Wątek: Problem ze sprzedawaniem  (Przeczytany 1446 razy)

  • Wiadomości: 45

  • Pochwał: 0

Problem ze sprzedawaniem
« dnia: Maj 24, 2007, 09:11:35 pm »
Siema. Zaczełem grac w L2 na Dragonie x15 i mam takie cos, ze jak zachodze do sklepu i to co nie dalo sie dla crafterow sprzedac czyli coal i inne chce sprzedac do sklepu. Wchodze na sell daje dla NPC bronie jakies troche armorow.

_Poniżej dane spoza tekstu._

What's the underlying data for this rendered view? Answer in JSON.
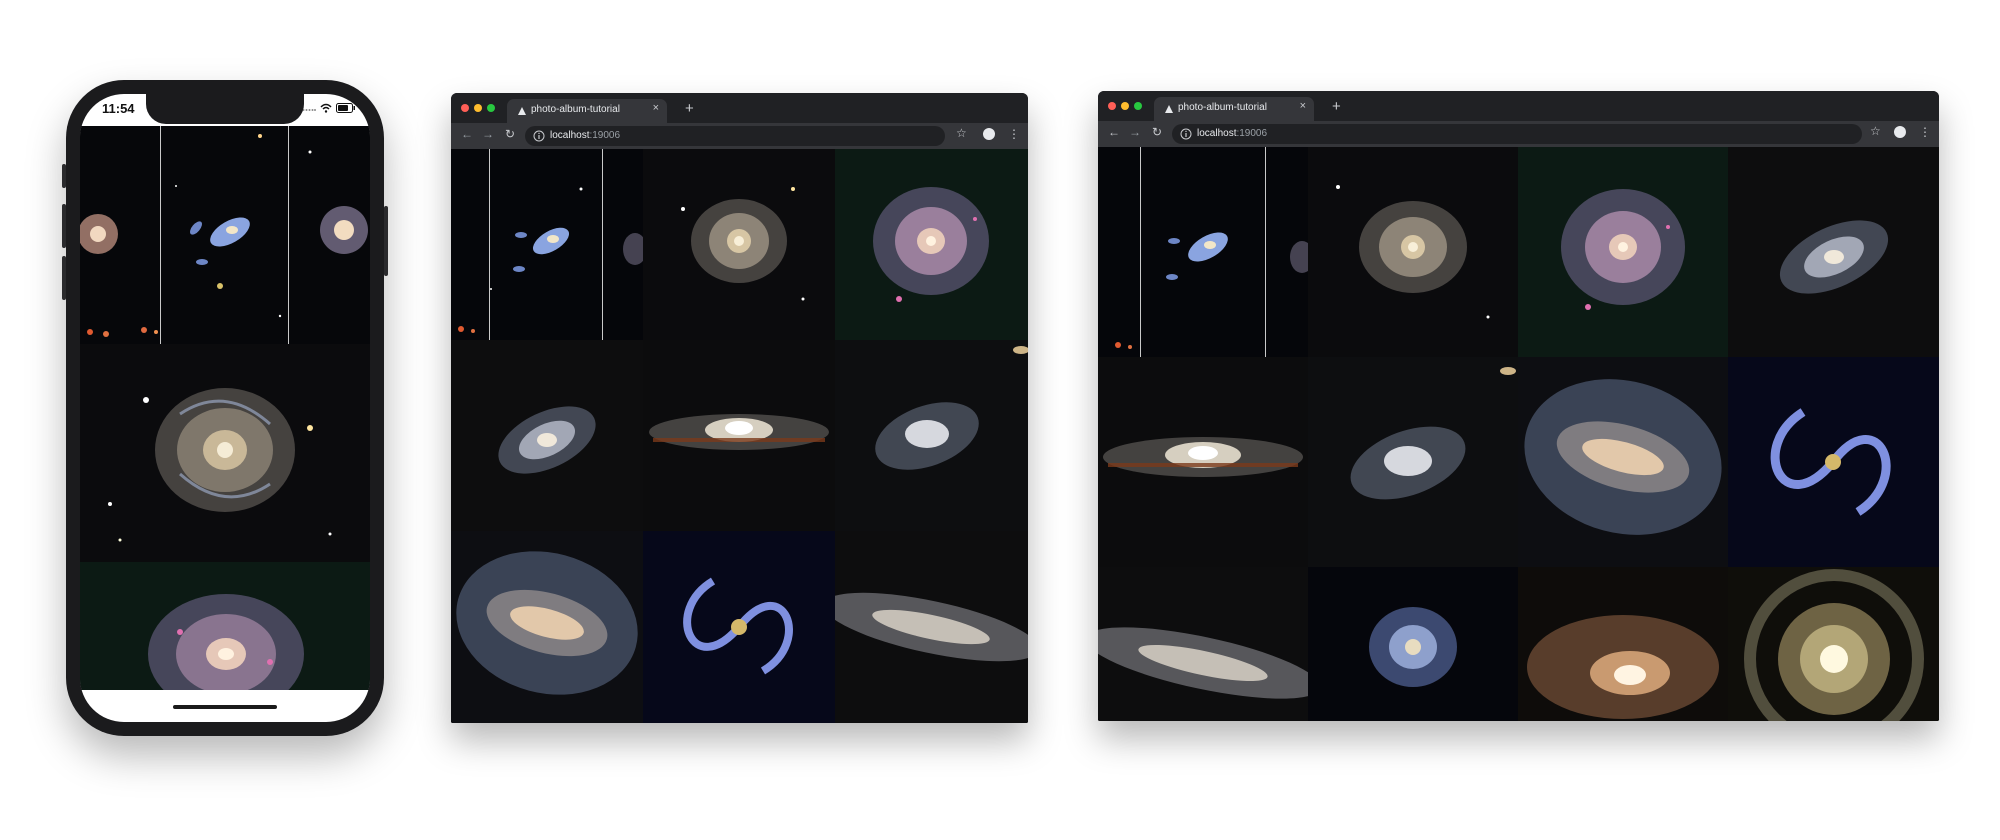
{
  "phone": {
    "time": "11:54",
    "icons": [
      "signal-dots-icon",
      "wifi-icon",
      "battery-icon"
    ]
  },
  "browser_small": {
    "tab_title": "photo-album-tutorial",
    "url_host": "localhost",
    "url_port": ":19006",
    "new_tab": "+",
    "tab_close": "×"
  },
  "browser_large": {
    "tab_title": "photo-album-tutorial",
    "url_host": "localhost",
    "url_port": ":19006",
    "new_tab": "+",
    "tab_close": "×"
  },
  "toolbar_glyphs": {
    "back": "←",
    "forward": "→",
    "reload": "↻",
    "star": "☆",
    "menu": "⋮"
  },
  "colors": {
    "browser_chrome": "#202124",
    "browser_toolbar": "#35363a",
    "traffic_red": "#ff5f57",
    "traffic_yellow": "#febc2e",
    "traffic_green": "#28c840",
    "phone_body": "#1b1b1d"
  }
}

Jak juz dam wsio to naciskam OK i nic: :( nie sprzedalem mu kompletnie nic. o co chodzi? troche noobowskie pytanie no ale coz.


  • Wiadomości: 78

  • Pochwał: 1

Odp: Problem ze sprzedawaniem
« Odpowiedź #1 dnia: Maj 24, 2007, 11:17:08 pm »
pewnie probujesz sprzedać defaultowe armor i weapon i dlatego nie wchodzi
NEWBIE PLAYER



  • Wiadomości: 181

  • Pochwał: 8

Odp: Problem ze sprzedawaniem
« Odpowiedź #2 dnia: Maj 25, 2007, 07:09:30 am »
Niestety na Dragonie czasem się coś wali i nie daje się nic sprzedać NPCtom, musisz próbować do skutku, lub poczekać na "lepszy" dzień.  :)
MYSTERIUM TREMENDUM


  • ******
  • Wiadomości: 1081

  • Pochwał: 6

Odp: Problem ze sprzedawaniem
« Odpowiedź #3 dnia: Maj 25, 2007, 08:56:46 am »
A to racja, wpadlem ost. na dragona chcialem sie pozbyc troche smieci z inventory.. i sprzedac nie moglem...
ale nie martwcie sie na Shadow mamy wiecej BUG :-) enchantowanie skili ciagle nie dziala.. EMBER i ZAKEN jest zbugowany
 itp. itd

Wiedźmin poszedł przez ogień i wodę, wstecz się nie oglądał. Ale nie wziął ni butów żelaznych ni kostura. Wziął tylko swój miecz wiedźmiński. Nie posłuchał słów wróżki. I dobrze zrobił, bo to była zła wróżka.


  • Wiadomości: 181

  • Pochwał: 8

Odp: Problem ze sprzedawaniem
« Odpowiedź #4 dnia: Maj 25, 2007, 09:30:04 am »
enchantowanie skili ciagle nie dziala..

eee...na Dragonie chyba też nie działa.
MYSTERIUM TREMENDUM


  • ******
  • Wiadomości: 1081

  • Pochwał: 6

Odp: Problem ze sprzedawaniem
« Odpowiedź #5 dnia: Maj 25, 2007, 09:51:27 am »
dziala bo z tydzień temu zrobilem na he/pp stun na +9 :-)

Wiedźmin poszedł przez ogień i wodę, wstecz się nie oglądał. Ale nie wziął ni butów żelaznych ni kostura. Wziął tylko swój miecz wiedźmiński. Nie posłuchał słów wróżki. I dobrze zrobił, bo to była zła wróżka.